Cette norme concerne l’évacuation de la pluie pour les toitures classiques
On peut donc écrire l’équation de continuité avec les principes retenus par la norme :
- α = β = 0
- Q = S * I
- Avec I déterminé pour Δt faible et tendant vers 0
Il est supposé que le volume de pluie collecté par la surface S de couverture pendant ΔT est intégralement et immédiatement transmis au chéneau
On fixe la valeur de I à 3 mm/mn
Le chéneau devient alors un réservoir associé à la couverture
La norme stipule les modalités de détermination des dimensions du réservoir et des sécurités associées.
Le chéneau est un réservoir et on détermine le débit de trop plein.
On applique alors la formule du déversoir d’orage à crête large dont la longueur est celle du chéneau
Q = 0.385 * Ω * √ 2gh
Avec Ω = h * L et h hauteur d’eau contenue dans le chéneau (>= 50 mm)
Le débit de la descente d’eau est calculé en partie haute à partir du périmètre de la canalisation et non de la section.
Nous sommes dans le cas d’un écoulement non continu en présence d’air.
On ne peut pas appliquer l’équation de Bernoulli.
La norme mentionne trois aspects pour le collecteur horizontal :
- Choix d’un diamètre égal à celui de la descente d’eau
- Définition des formules à appliquer pour la détermination de la pente
- Valeur du coefficient de remplissage pour tenir compte des sécurités prises en compte au niveau du chéneau.
Il existe aussi des tableaux pour les pentes usuelles à appliquer pour les petits projets qui ne demandent pas l’établissement d’une note de calcul.
Les petites surfaces de couverture ne posent pas de problèmes. Ces derniers explosent pour les grandes surfaces de couvertures qui présentent alors un autre type de descente d’eau : celles de type siphoniques où la démarche consiste à réserver la section au transport de l’eau et à supprimer la présence de l’air.

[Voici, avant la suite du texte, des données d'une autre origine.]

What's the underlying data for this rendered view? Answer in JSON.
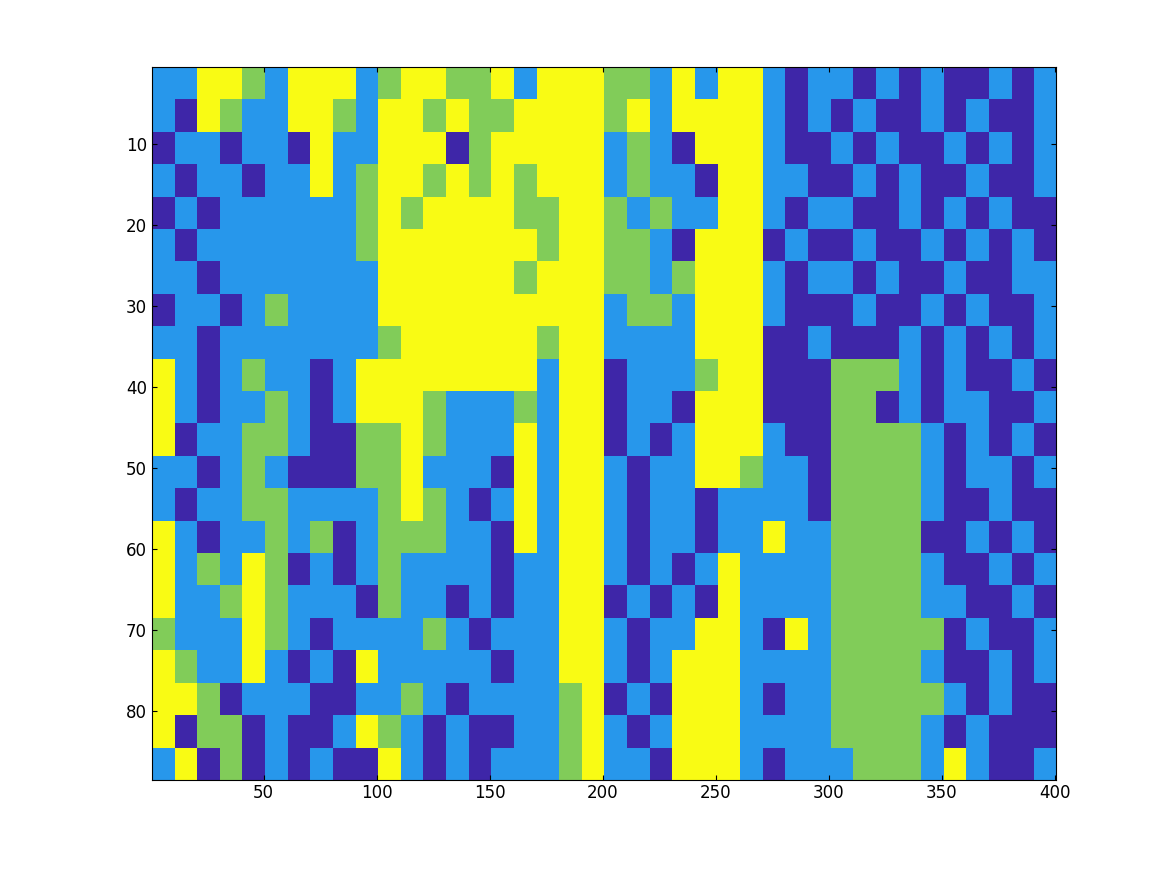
{
  "chart_data": {
    "type": "heatmap",
    "xlim": [
      0.5,
      400.5
    ],
    "ylim": [
      88.5,
      0.5
    ],
    "xticks": [
      50,
      100,
      150,
      200,
      250,
      300,
      350,
      400
    ],
    "yticks": [
      10,
      20,
      30,
      40,
      50,
      60,
      70,
      80
    ],
    "colors": [
      "#3E26A8",
      "#2797EB",
      "#81CC59",
      "#F9FB14"
    ],
    "cells": [
      [
        2,
        2,
        4,
        4,
        3,
        2,
        4,
        4,
        4,
        2,
        3,
        4,
        4,
        3,
        3,
        4,
        2,
        4,
        4,
        4,
        3,
        3,
        2,
        4,
        2,
        4,
        4,
        2,
        1,
        2,
        2,
        1,
        2,
        1,
        2,
        1,
        1,
        2,
        1,
        2
      ],
      [
        2,
        1,
        4,
        3,
        2,
        2,
        4,
        4,
        3,
        2,
        4,
        4,
        3,
        4,
        3,
        3,
        4,
        4,
        4,
        4,
        3,
        4,
        2,
        4,
        4,
        4,
        4,
        2,
        1,
        2,
        1,
        2,
        1,
        1,
        2,
        1,
        2,
        1,
        1,
        2
      ],
      [
        1,
        2,
        2,
        1,
        2,
        2,
        1,
        4,
        2,
        2,
        4,
        4,
        4,
        1,
        3,
        4,
        4,
        4,
        4,
        4,
        2,
        3,
        2,
        1,
        4,
        4,
        4,
        2,
        1,
        1,
        2,
        1,
        2,
        1,
        1,
        2,
        1,
        2,
        1,
        2
      ],
      [
        2,
        1,
        2,
        2,
        1,
        2,
        2,
        4,
        2,
        3,
        4,
        4,
        3,
        4,
        3,
        4,
        3,
        4,
        4,
        4,
        2,
        3,
        2,
        2,
        1,
        4,
        4,
        2,
        2,
        1,
        1,
        2,
        1,
        2,
        1,
        1,
        2,
        1,
        1,
        2
      ],
      [
        1,
        2,
        1,
        2,
        2,
        2,
        2,
        2,
        2,
        3,
        4,
        3,
        4,
        4,
        4,
        4,
        3,
        3,
        4,
        4,
        3,
        2,
        3,
        2,
        2,
        4,
        4,
        2,
        1,
        2,
        2,
        1,
        1,
        2,
        1,
        2,
        1,
        2,
        1,
        1
      ],
      [
        2,
        1,
        2,
        2,
        2,
        2,
        2,
        2,
        2,
        3,
        4,
        4,
        4,
        4,
        4,
        4,
        4,
        3,
        4,
        4,
        3,
        3,
        2,
        1,
        4,
        4,
        4,
        1,
        2,
        1,
        1,
        2,
        1,
        1,
        2,
        1,
        2,
        1,
        2,
        1
      ],
      [
        2,
        2,
        1,
        2,
        2,
        2,
        2,
        2,
        2,
        2,
        4,
        4,
        4,
        4,
        4,
        4,
        3,
        4,
        4,
        4,
        3,
        3,
        2,
        3,
        4,
        4,
        4,
        2,
        1,
        2,
        2,
        1,
        2,
        1,
        1,
        2,
        1,
        1,
        2,
        2
      ],
      [
        1,
        2,
        2,
        1,
        2,
        3,
        2,
        2,
        2,
        2,
        4,
        4,
        4,
        4,
        4,
        4,
        4,
        4,
        4,
        4,
        2,
        3,
        3,
        2,
        4,
        4,
        4,
        2,
        1,
        1,
        1,
        2,
        1,
        1,
        2,
        1,
        2,
        1,
        1,
        2
      ],
      [
        2,
        2,
        1,
        2,
        2,
        2,
        2,
        2,
        2,
        2,
        3,
        4,
        4,
        4,
        4,
        4,
        4,
        3,
        4,
        4,
        2,
        2,
        2,
        2,
        4,
        4,
        4,
        1,
        1,
        2,
        1,
        1,
        1,
        2,
        1,
        2,
        1,
        2,
        1,
        2
      ],
      [
        4,
        2,
        1,
        2,
        3,
        2,
        2,
        1,
        2,
        4,
        4,
        4,
        4,
        4,
        4,
        4,
        4,
        2,
        4,
        4,
        1,
        2,
        2,
        2,
        3,
        4,
        4,
        1,
        1,
        1,
        3,
        3,
        3,
        2,
        1,
        2,
        1,
        1,
        2,
        1
      ],
      [
        4,
        2,
        1,
        2,
        2,
        3,
        2,
        1,
        2,
        4,
        4,
        4,
        3,
        2,
        2,
        2,
        3,
        2,
        4,
        4,
        1,
        2,
        2,
        1,
        4,
        4,
        4,
        1,
        1,
        1,
        3,
        3,
        1,
        2,
        1,
        2,
        2,
        1,
        1,
        2
      ],
      [
        4,
        1,
        2,
        2,
        3,
        3,
        2,
        1,
        1,
        3,
        3,
        4,
        3,
        2,
        2,
        2,
        4,
        2,
        4,
        4,
        1,
        2,
        1,
        2,
        4,
        4,
        4,
        2,
        1,
        1,
        3,
        3,
        3,
        3,
        2,
        1,
        2,
        1,
        2,
        1
      ],
      [
        2,
        2,
        1,
        2,
        3,
        2,
        1,
        1,
        1,
        3,
        3,
        4,
        2,
        2,
        2,
        1,
        4,
        2,
        4,
        4,
        2,
        1,
        2,
        2,
        4,
        4,
        3,
        2,
        2,
        1,
        3,
        3,
        3,
        3,
        2,
        1,
        2,
        2,
        1,
        2
      ],
      [
        2,
        1,
        2,
        2,
        3,
        3,
        2,
        2,
        2,
        2,
        3,
        4,
        3,
        2,
        1,
        2,
        4,
        2,
        4,
        4,
        2,
        1,
        2,
        2,
        1,
        2,
        2,
        2,
        2,
        1,
        3,
        3,
        3,
        3,
        2,
        1,
        1,
        2,
        1,
        1
      ],
      [
        4,
        2,
        1,
        2,
        2,
        3,
        2,
        3,
        1,
        2,
        3,
        3,
        3,
        2,
        2,
        1,
        4,
        2,
        4,
        4,
        2,
        1,
        2,
        2,
        1,
        2,
        2,
        4,
        2,
        2,
        3,
        3,
        3,
        3,
        1,
        1,
        2,
        1,
        2,
        1
      ],
      [
        4,
        2,
        3,
        2,
        4,
        3,
        1,
        2,
        1,
        2,
        3,
        2,
        2,
        2,
        2,
        1,
        2,
        2,
        4,
        4,
        2,
        1,
        2,
        1,
        2,
        4,
        2,
        2,
        2,
        2,
        3,
        3,
        3,
        3,
        2,
        1,
        1,
        2,
        1,
        2
      ],
      [
        4,
        2,
        2,
        3,
        4,
        3,
        2,
        2,
        2,
        1,
        3,
        2,
        2,
        1,
        2,
        1,
        2,
        2,
        4,
        4,
        1,
        2,
        1,
        2,
        1,
        4,
        2,
        2,
        2,
        2,
        3,
        3,
        3,
        3,
        2,
        2,
        1,
        1,
        2,
        1
      ],
      [
        3,
        2,
        2,
        2,
        4,
        3,
        2,
        1,
        2,
        2,
        2,
        2,
        3,
        2,
        1,
        2,
        2,
        2,
        4,
        4,
        2,
        1,
        2,
        2,
        4,
        4,
        2,
        1,
        4,
        2,
        3,
        3,
        3,
        3,
        3,
        1,
        2,
        1,
        1,
        2
      ],
      [
        4,
        3,
        2,
        2,
        4,
        2,
        1,
        2,
        1,
        4,
        2,
        2,
        2,
        2,
        2,
        1,
        2,
        2,
        4,
        4,
        2,
        1,
        2,
        4,
        4,
        4,
        2,
        2,
        2,
        2,
        3,
        3,
        3,
        3,
        2,
        1,
        1,
        2,
        1,
        2
      ],
      [
        4,
        4,
        3,
        1,
        2,
        2,
        2,
        1,
        1,
        2,
        2,
        3,
        2,
        1,
        2,
        2,
        2,
        2,
        3,
        4,
        1,
        2,
        1,
        4,
        4,
        4,
        2,
        1,
        2,
        2,
        3,
        3,
        3,
        3,
        3,
        2,
        1,
        2,
        1,
        1
      ],
      [
        4,
        1,
        3,
        3,
        1,
        2,
        1,
        1,
        2,
        4,
        3,
        2,
        1,
        2,
        1,
        1,
        2,
        2,
        3,
        4,
        2,
        1,
        2,
        4,
        4,
        4,
        2,
        2,
        2,
        2,
        3,
        3,
        3,
        3,
        2,
        1,
        2,
        1,
        1,
        1
      ],
      [
        2,
        4,
        1,
        3,
        1,
        2,
        1,
        2,
        1,
        1,
        4,
        2,
        1,
        2,
        1,
        2,
        2,
        2,
        3,
        4,
        2,
        2,
        1,
        4,
        4,
        4,
        2,
        1,
        2,
        2,
        2,
        3,
        3,
        3,
        2,
        4,
        2,
        1,
        1,
        2
      ]
    ]
  }
}
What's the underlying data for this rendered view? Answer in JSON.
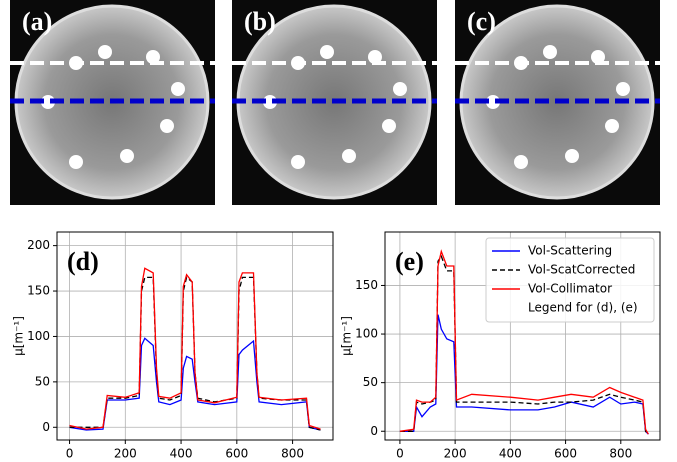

Cette application va conduire à des vitesses du flux très élevées au pied de la descente d’eau (de l’ordre de 4 m/s)
On retrouve cette application au niveau des bâtiments logistiques, avec une problématique infinie : celle de la détermination du réseau extérieur.
Ce type de descente d’eau induit un rejet dans un réseau extérieur au bâtiment
Il n’existe pas de modèles permettant la détermination de « l’extérieur »
La norme de s’occupe pas de l’extérieur
Les canalisations extérieures supposent un écoulement à l’air libre
Il est demandé que la vitesse d’écoulement soit de l’ordre de 1 m/s
Les écoulements sont incompatibles entre eux.
On assiste aussi à des projets de forme circulaire ou elliptique qui agissent alors comme une « parabole » avec des effets de concentration du flux en un point central de faibles dimensions.
On retrouve cette application au niveau des centres commerciaux.
Il n’existe pas de modèles permettant la détermination de « l’extérieur »
La forme de l’extérieur conduit à considérer ce dernier comme « intérieur »
L’extérieur doit donc être déterminé selon la norme
La norme demande des sécurités de par la notion de trop plein.
Ce type de conception SUPPRIME le trop plein
Le sujet fondamental consiste alors à retrouver une possibilité de trop plein.
La norme précise le champ d’application : toiture classique à pente non nulle
La norme précise les hypothèses : aucun stockage sur ce type de couverture
Il est évident que la norme ne s’applique pas aux toitures terrasses à pente nulle.
Tout calcul de débit d’une toiture terrasse à pente nulle à partir de la formule de la présente norme est FAUX.